Anacor Pharmaceuticals in Palo Alto California, the University of California San Francisco’s Sandler Center and the Lindsley F. Kimball Research Institute (LFKRI) of the New York Blood Center established a research and development collaboration to discover new therapies to treat river blindness (onchocerciasis). River blindness is a parasitic disease and the second leading cause of infectious blindness worldwide, affecting 37 million people, particularly in Africa.

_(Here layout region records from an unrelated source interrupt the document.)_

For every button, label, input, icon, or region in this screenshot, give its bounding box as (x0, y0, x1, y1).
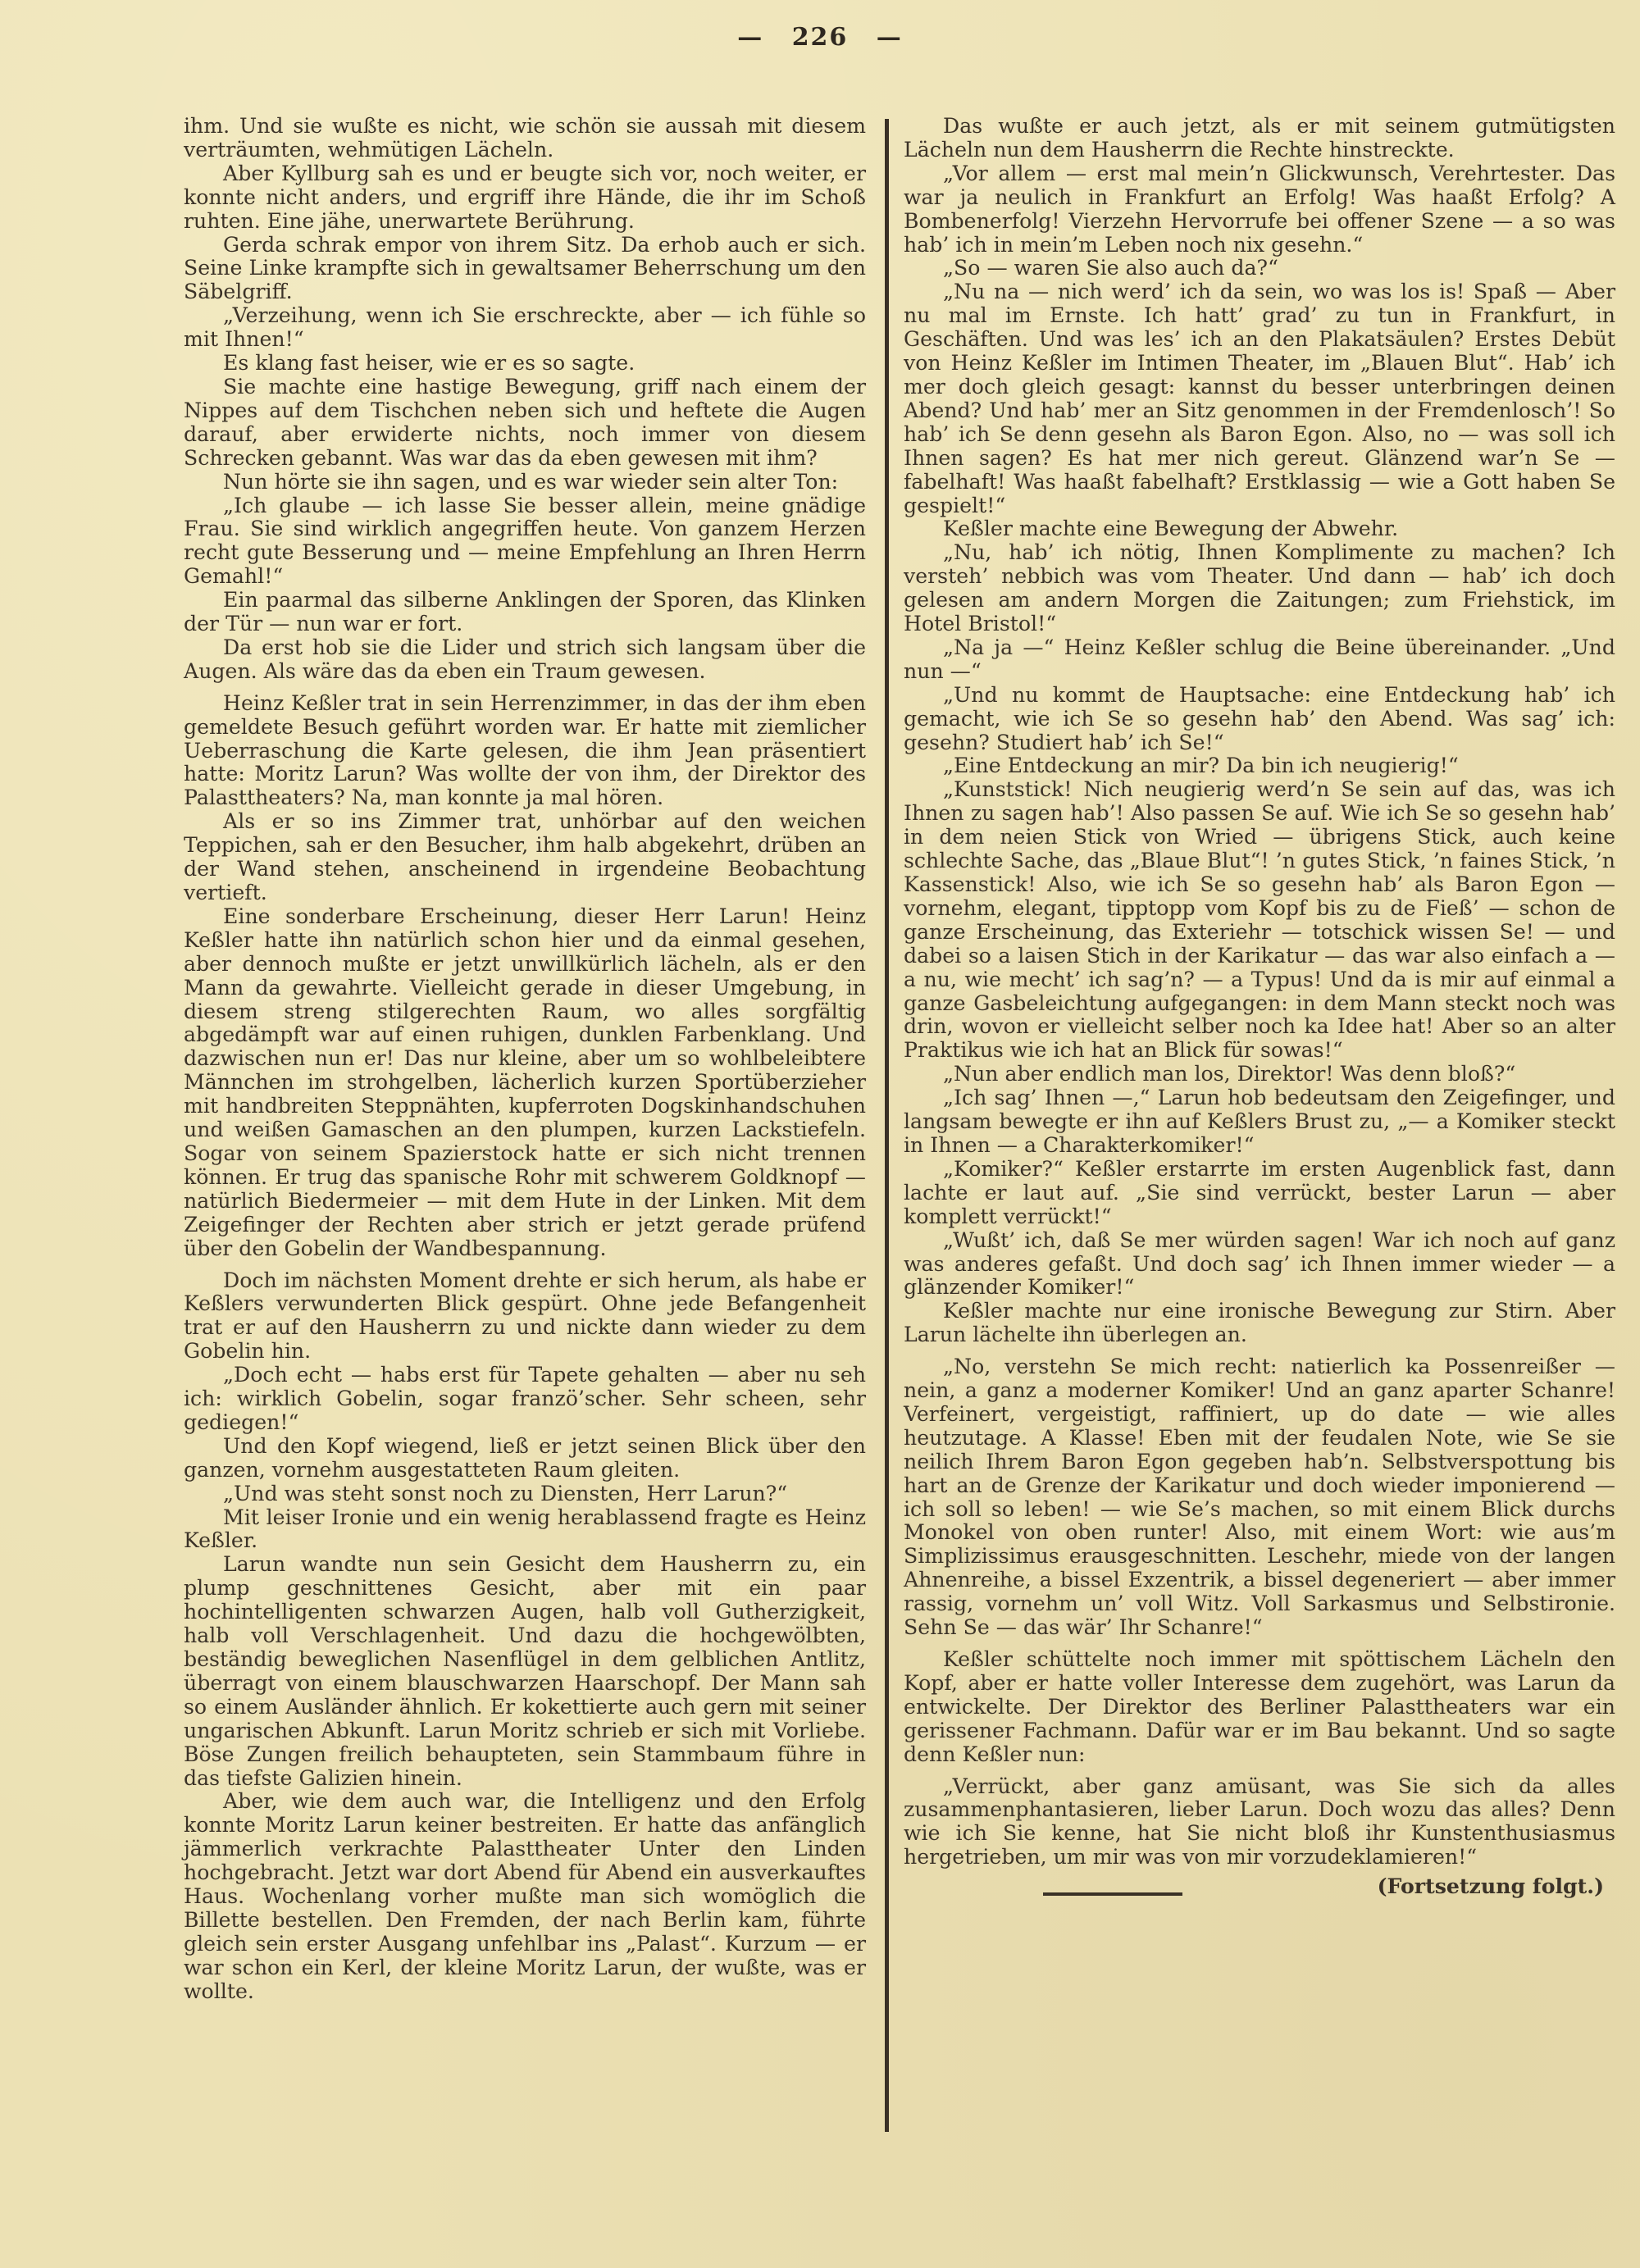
paragraph: Larun wandte nun sein Gesicht dem Haushe… (184, 1553, 866, 1790)
paragraph: Keßler machte nur eine ironische Bewegun… (904, 1300, 1615, 1347)
paragraph: „Vor allem — erst mal mein’n Glickwunsch… (904, 162, 1615, 257)
paragraph: Heinz Keßler trat in sein Herrenzimmer, … (184, 692, 866, 811)
paragraph: „Und nu kommt de Hauptsache: eine Entdec… (904, 684, 1615, 755)
page-header: — 226 — (0, 23, 1640, 52)
header-dash-right: — (877, 23, 903, 52)
continued-label: (Fortsetzung folgt.) (1378, 1874, 1615, 1898)
paragraph: „Nun aber endlich man los, Direktor! Was… (904, 1063, 1615, 1086)
left-column: ihm. Und sie wußte es nicht, wie schön s… (184, 115, 866, 2004)
paragraph: „Verzeihung, wenn ich Sie erschreckte, a… (184, 304, 866, 352)
paragraph: Ein paarmal das silberne Anklingen der S… (184, 589, 866, 636)
paragraph: Das wußte er auch jetzt, als er mit sein… (904, 115, 1615, 162)
paragraph: Keßler machte eine Bewegung der Abwehr. (904, 517, 1615, 541)
paragraph: Keßler schüttelte noch immer mit spöttis… (904, 1648, 1615, 1767)
right-column: Das wußte er auch jetzt, als er mit sein… (904, 115, 1615, 1898)
column-divider (885, 119, 889, 2132)
paragraph: „Ich sag’ Ihnen —,“ Larun hob bedeutsam … (904, 1086, 1615, 1158)
paragraph: „So — waren Sie also auch da?“ (904, 257, 1615, 280)
paragraph: Aber, wie dem auch war, die Intelligenz … (184, 1790, 866, 2003)
end-rule (1043, 1892, 1182, 1896)
paragraph: Gerda schrak empor von ihrem Sitz. Da er… (184, 234, 866, 305)
paragraph: „Komiker?“ Keßler erstarrte im ersten Au… (904, 1158, 1615, 1229)
page-number: 226 (792, 23, 849, 52)
paragraph: „Kunststick! Nich neugierig werd’n Se se… (904, 778, 1615, 1063)
paragraph: „Wußt’ ich, daß Se mer würden sagen! War… (904, 1229, 1615, 1300)
paragraph: Als er so ins Zimmer trat, unhörbar auf … (184, 810, 866, 905)
paragraph: „Na ja —“ Heinz Keßler schlug die Beine … (904, 636, 1615, 684)
paragraph: ihm. Und sie wußte es nicht, wie schön s… (184, 115, 866, 162)
paragraph: „Eine Entdeckung an mir? Da bin ich neug… (904, 754, 1615, 778)
paragraph: „Doch echt — habs erst für Tapete gehalt… (184, 1364, 866, 1435)
paragraph: Es klang fast heiser, wie er es so sagte… (184, 352, 866, 376)
paragraph: Doch im nächsten Moment drehte er sich h… (184, 1269, 866, 1364)
chapter-signoff: (Fortsetzung folgt.) (904, 1874, 1615, 1898)
header-dash-left: — (737, 23, 763, 52)
paragraph: „Nu, hab’ ich nötig, Ihnen Komplimente z… (904, 541, 1615, 636)
paragraph: Eine sonderbare Erscheinung, dieser Herr… (184, 905, 866, 1261)
paragraph: Mit leiser Ironie und ein wenig herablas… (184, 1506, 866, 1554)
paragraph: „Nu na — nich werd’ ich da sein, wo was … (904, 280, 1615, 517)
paragraph: Nun hörte sie ihn sagen, und es war wied… (184, 471, 866, 494)
paragraph: Sie machte eine hastige Bewegung, griff … (184, 376, 866, 471)
paragraph: „Und was steht sonst noch zu Diensten, H… (184, 1482, 866, 1506)
paragraph: „No, verstehn Se mich recht: natierlich … (904, 1355, 1615, 1640)
paragraph: Da erst hob sie die Lider und strich sic… (184, 636, 866, 684)
paragraph: Und den Kopf wiegend, ließ er jetzt sein… (184, 1435, 866, 1482)
paragraph: „Verrückt, aber ganz amüsant, was Sie si… (904, 1775, 1615, 1870)
paragraph: Aber Kyllburg sah es und er beugte sich … (184, 162, 866, 234)
paragraph: „Ich glaube — ich lasse Sie besser allei… (184, 494, 866, 590)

The collaboration will combine Anacor’s chemistry platform, and drug discovery and development capabilities, with the Sandler Center’s expertise in neglected disease biology and drug discovery and the LFKRI’s expertise in onchocerciasis. Their goal is to identify a potent drug candidate capable of killing adult worms. Current medications kill only microfilaria — the pre-larval stage of the worm — which means treating the same infected individual repeatedly over several years to outlast the lifetime of the adult worms and to stop transmission of the disease. A drug that kills adult worms would simplify ongoing elimination programs for river blindness and improve outcomes for patients and communities affected by the disease.

The collaboration also includes the BioComputing and Media Research Group at San Francisco State University which will develop algorithms and software to automate the screening process for lead identification.

Funding for the project is being provided by the Bill and Melinda Gates Foundation through a grant to UCSF over two years for a total of $3.61 million, of which Anacor will receive $2.24 million.